Recent polling highlights a crucial obstacle: many Palestinians oppose disarming Hamas and expelling it from Gaza. A May survey showed Hamas leading with 32% support in the Occupied Territories, with Fatah at 21%. Most respondents favoured a unity government that included multiple factions rather than a binary Hamas-versus-PA scenario. There is also a strong expectation that any credible path to rebuilding Gaza must include resistance to occupation as part of its political legitimacy.

This gap between the plan’s “Board of Peace” vision and the political reality on the ground complicates implementation. Even among those who want a negotiated end to the war, confidence in externally imposed governance structures without Palestinian consensus remains fragile.

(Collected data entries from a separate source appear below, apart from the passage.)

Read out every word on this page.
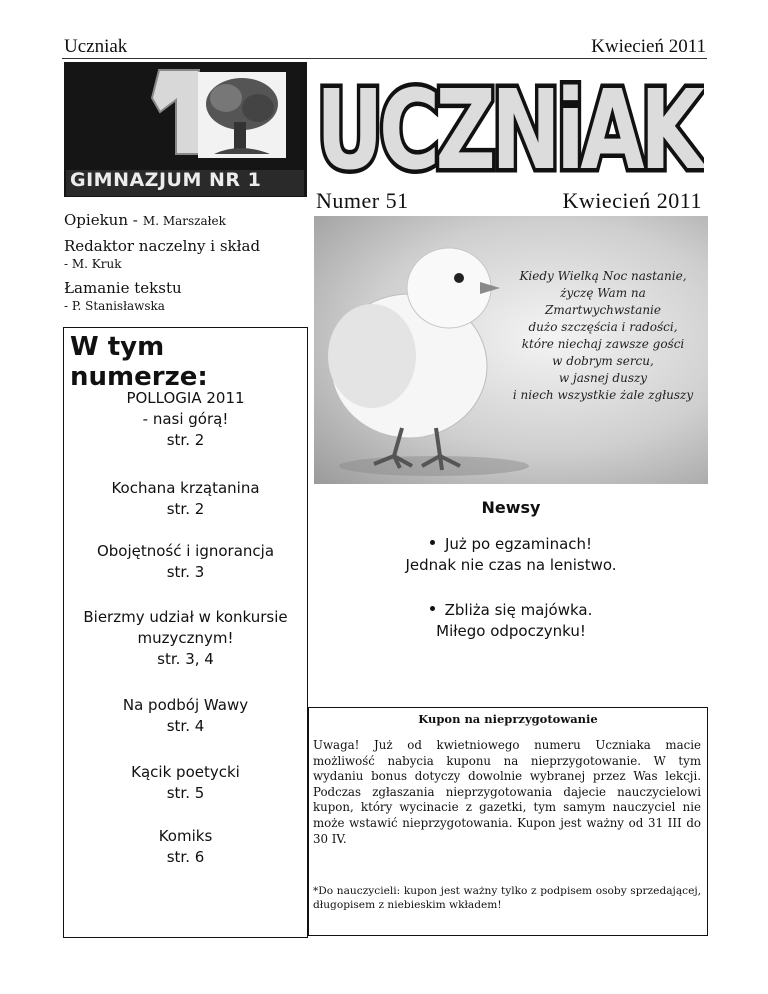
Uczniak	Kwiecień 2011
GIMNAZJUM NR 1 UCZNiAK
Numer 51	Kwiecień 2011
Opiekun - M. Marszałek
Redaktor naczelny i skład
- M. Kruk
Łamanie tekstu
- P. Stanisławska
W tym numerze:
POLLOGIA 2011
- nasi górą!
str. 2
Kochana krzątanina
str. 2
Obojętność i ignorancja
str. 3
Bierzmy udział w konkursie
muzycznym!
str. 3, 4
Na podbój Wawy
str. 4
Kącik poetycki
str. 5
Komiks
str. 6
Kiedy Wielką Noc nastanie,
życzę Wam na
Zmartwychwstanie
dużo szczęścia i radości,
które niechaj zawsze gości
w dobrym sercu,
w jasnej duszy
i niech wszystkie żale zgłuszy
Newsy
Już po egzaminach!
Jednak nie czas na lenistwo.
Zbliża się majówka.
Miłego odpoczynku!
Kupon na nieprzygotowanie

Uwaga! Już od kwietniowego numeru Uczniaka macie możliwość nabycia kuponu na nieprzygotowanie. W tym wydaniu bonus dotyczy dowolnie wybranej przez Was lekcji. Podczas zgłaszania nieprzygotowania dajecie nauczycielowi kupon, który wycinacie z gazetki, tym samym nauczyciel nie może wstawić nieprzygotowania. Kupon jest ważny od 31 III do 30 IV.

*Do nauczycieli: kupon jest ważny tylko z podpisem osoby sprzedającej, długopisem z niebieskim wkładem!
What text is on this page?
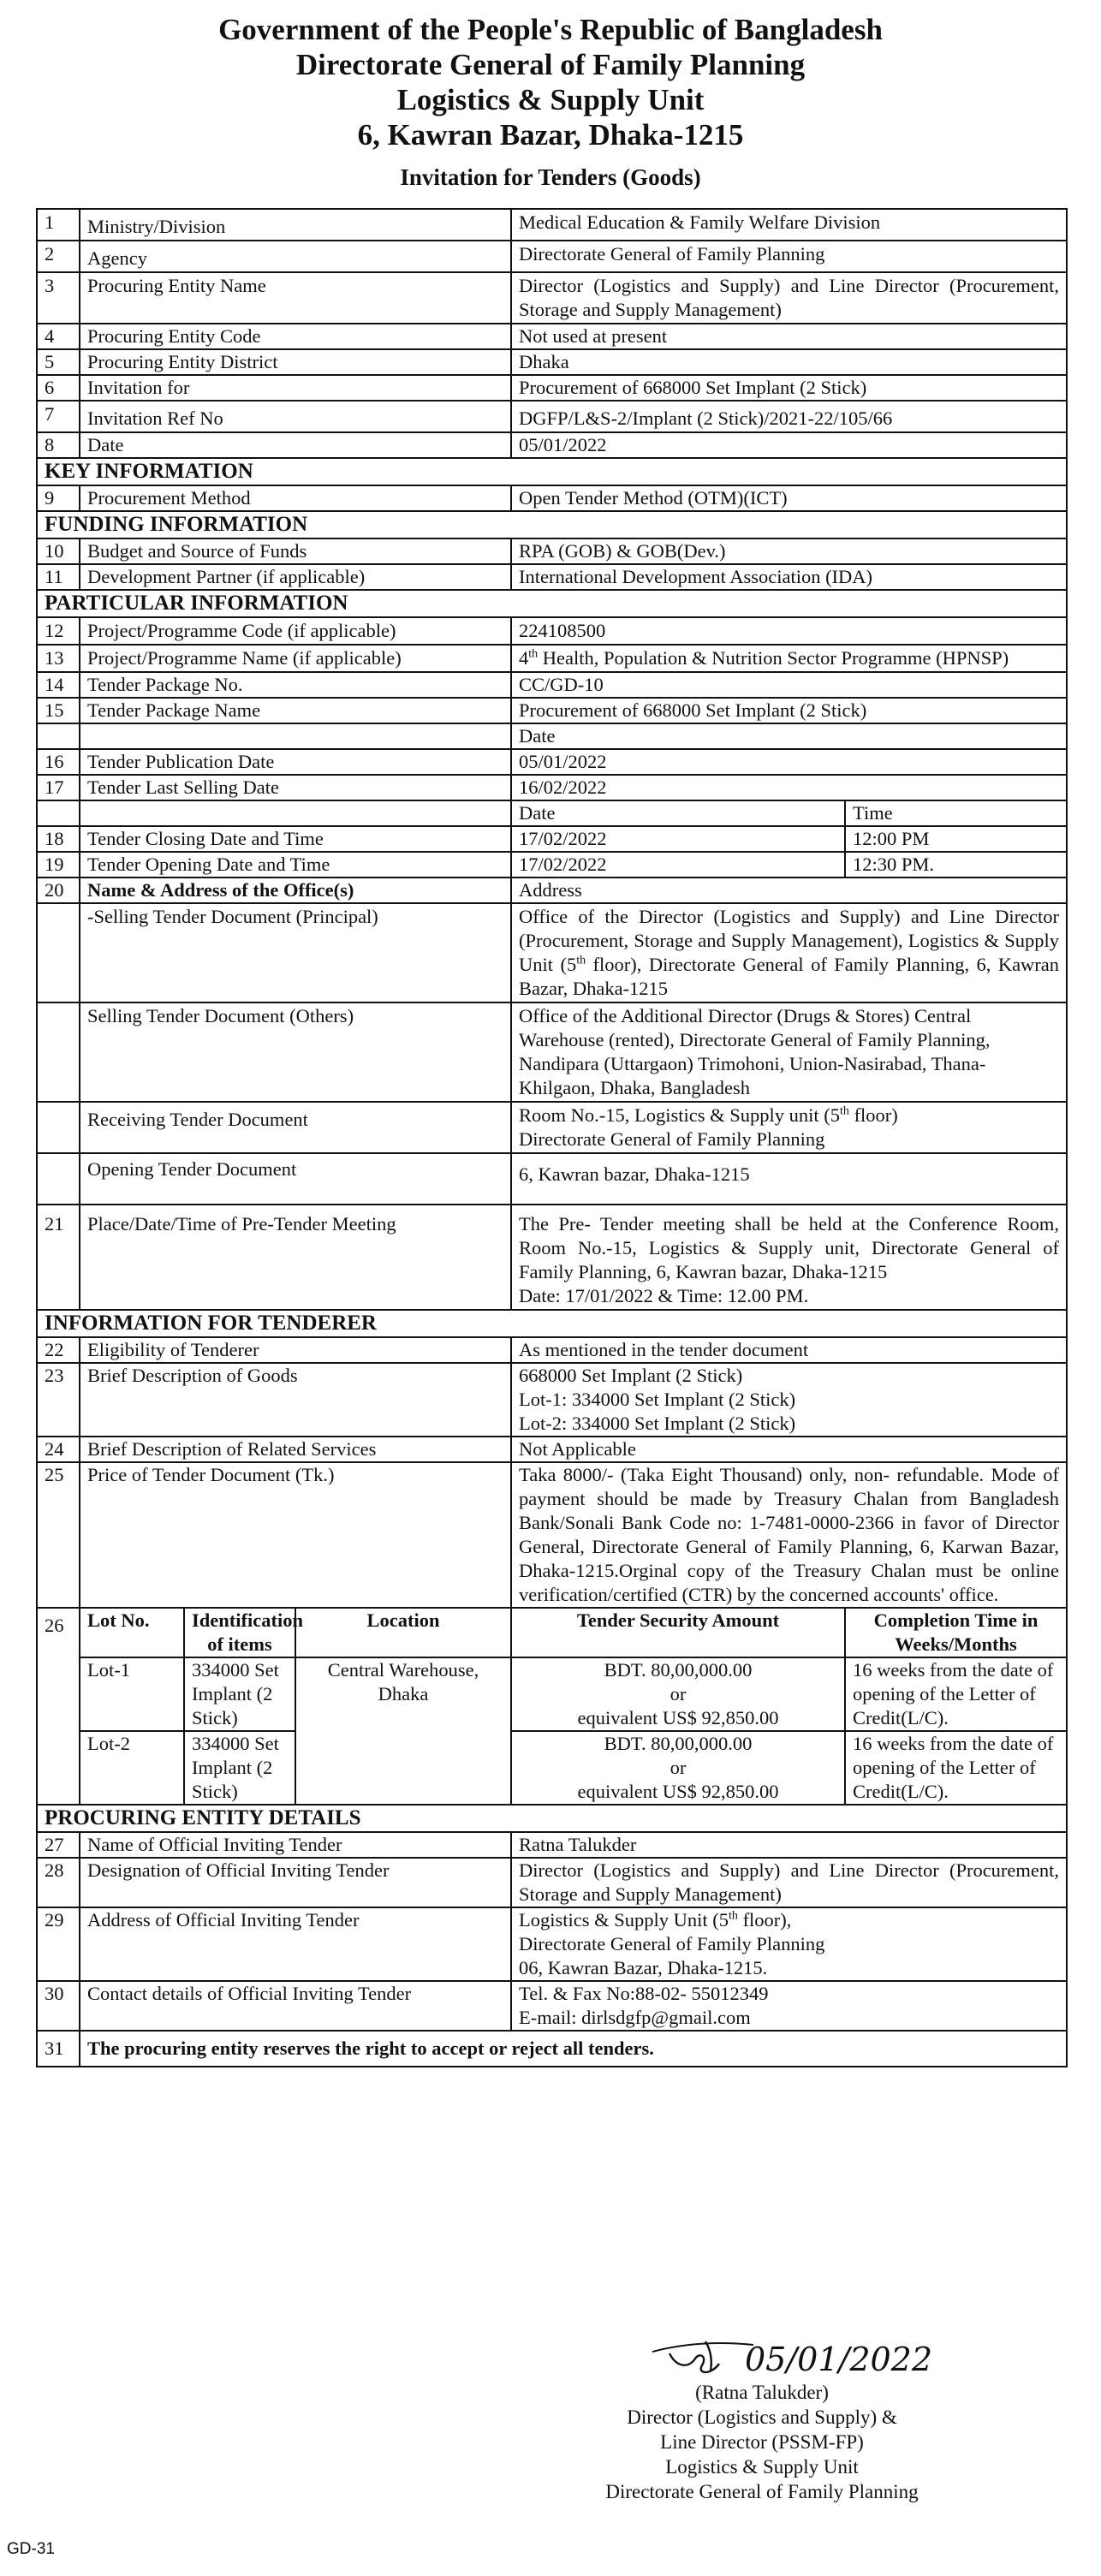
Government of the People's Republic of Bangladesh
Directorate General of Family Planning
Logistics & Supply Unit
6, Kawran Bazar, Dhaka-1215
Invitation for Tenders (Goods)
1	Ministry/Division			Medical Education & Family Welfare Division	
2	Agency			Directorate General of Family Planning	
3	Procuring Entity Name			Director (Logistics and Supply) and Line Director (Procurement, Storage and Supply Management)	
4	Procuring Entity Code			Not used at present	
5	Procuring Entity District			Dhaka	
6	Invitation for			Procurement of 668000 Set Implant (2 Stick)	
7	Invitation Ref No			DGFP/L&S-2/Implant (2 Stick)/2021-22/105/66	
8	Date			05/01/2022	
KEY INFORMATION					
9	Procurement Method			Open Tender Method (OTM)(ICT)	
FUNDING INFORMATION					
10	Budget and Source of Funds			RPA (GOB) & GOB(Dev.)	
11	Development Partner (if applicable)			International Development Association (IDA)	
PARTICULAR INFORMATION					
12	Project/Programme Code (if applicable)			224108500	
13	Project/Programme Name (if applicable)			4th Health, Population & Nutrition Sector Programme (HPNSP)	
14	Tender Package No.			CC/GD-10	
15	Tender Package Name			Procurement of 668000 Set Implant (2 Stick)	
				Date	
16	Tender Publication Date			05/01/2022	
17	Tender Last Selling Date			16/02/2022	
				Date	Time
18	Tender Closing Date and Time			17/02/2022	12:00 PM
19	Tender Opening Date and Time			17/02/2022	12:30 PM.
20	Name & Address of the Office(s)			Address	
	-Selling Tender Document (Principal)			Office of the Director (Logistics and Supply) and Line Director (Procurement, Storage and Supply Management), Logistics & Supply Unit (5th floor), Directorate General of Family Planning, 6, Kawran Bazar, Dhaka-1215	
	Selling Tender Document (Others)			Office of the Additional Director (Drugs & Stores) Central Warehouse (rented), Directorate General of Family Planning, Nandipara (Uttargaon) Trimohoni, Union-Nasirabad, Thana- Khilgaon, Dhaka, Bangladesh	
	Receiving Tender Document			Room No.-15, Logistics & Supply unit (5th floor)
Directorate General of Family Planning	
	Opening Tender Document			6, Kawran bazar, Dhaka-1215	
21	Place/Date/Time of Pre-Tender Meeting			The Pre- Tender meeting shall be held at the Conference Room, Room No.-15, Logistics & Supply unit, Directorate General of Family Planning, 6, Kawran bazar, Dhaka-1215
Date: 17/01/2022 & Time: 12.00 PM.	
INFORMATION FOR TENDERER					
22	Eligibility of Tenderer			As mentioned in the tender document	
23	Brief Description of Goods			668000 Set Implant (2 Stick)
Lot-1: 334000 Set Implant (2 Stick)
Lot-2: 334000 Set Implant (2 Stick)	
24	Brief Description of Related Services			Not Applicable	
25	Price of Tender Document (Tk.)			Taka 8000/- (Taka Eight Thousand) only, non- refundable. Mode of payment should be made by Treasury Chalan from Bangladesh Bank/Sonali Bank Code no: 1-7481-0000-2366 in favor of Director General, Directorate General of Family Planning, 6, Karwan Bazar, Dhaka-1215.Orginal copy of the Treasury Chalan must be online verification/certified (CTR) by the concerned accounts' office.	
26	Lot No.	Identification of items	Location	Tender Security Amount	Completion Time in Weeks/Months
	Lot-1	334000 Set Implant (2 Stick)	Central Warehouse, Dhaka	BDT. 80,00,000.00
or
equivalent US$ 92,850.00	16 weeks from the date of opening of the Letter of Credit(L/C).
	Lot-2	334000 Set Implant (2 Stick)		BDT. 80,00,000.00
or
equivalent US$ 92,850.00	16 weeks from the date of opening of the Letter of Credit(L/C).
PROCURING ENTITY DETAILS					
27	Name of Official Inviting Tender			Ratna Talukder	
28	Designation of Official Inviting Tender			Director (Logistics and Supply) and Line Director (Procurement, Storage and Supply Management)	
29	Address of Official Inviting Tender			Logistics & Supply Unit (5th floor),
Directorate General of Family Planning
06, Kawran Bazar, Dhaka-1215.	
30	Contact details of Official Inviting Tender			Tel. & Fax No:88-02- 55012349
E-mail: dirlsdgfp@gmail.com	
31	The procuring entity reserves the right to accept or reject all tenders.				
05/01/2022
(Ratna Talukder)
Director (Logistics and Supply) &
Line Director (PSSM-FP)
Logistics & Supply Unit
Directorate General of Family Planning
GD-31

Netanyahu’s and Trump’s leverage—and its limits

Netanyahu’s remarks hint at a dual objective: end the war and preserve Israel’s security architecture while dismantling Hamas’ military influence. Yet his public stance appears at odds with the plan’s possible embrace of a standalone PA-led Gaza, which could perpetuate a political divide between Gaza and the West Bank. If the administration does not guarantee that Palestinians can participate meaningfully in shaping Gaza’s future, the deal risks being perceived as externally scripted rather than domestically legitimate.

What happens next? Practical hurdles and human costs

Even if the ceasefire holds, the transition could unfold over an indeterminate period, controlled by a technocratic apparatus with limited direct Palestinian accountability. The long timeline, coupled with fragile political endorsement, risks postponing Gaza’s urgent needs—rebuilding homes, restoring basic services, and reviving livelihoods—while political winds shift in Washington, Jerusalem, and abroad.

In the end, the plan’s success will hinge on granting Palestinians real agency. Without clear paths to elections, inclusive governance, and genuine Palestinian leadership in the reconstruction process, the ceasefire might deliver temporary calm at the expense of lasting peace.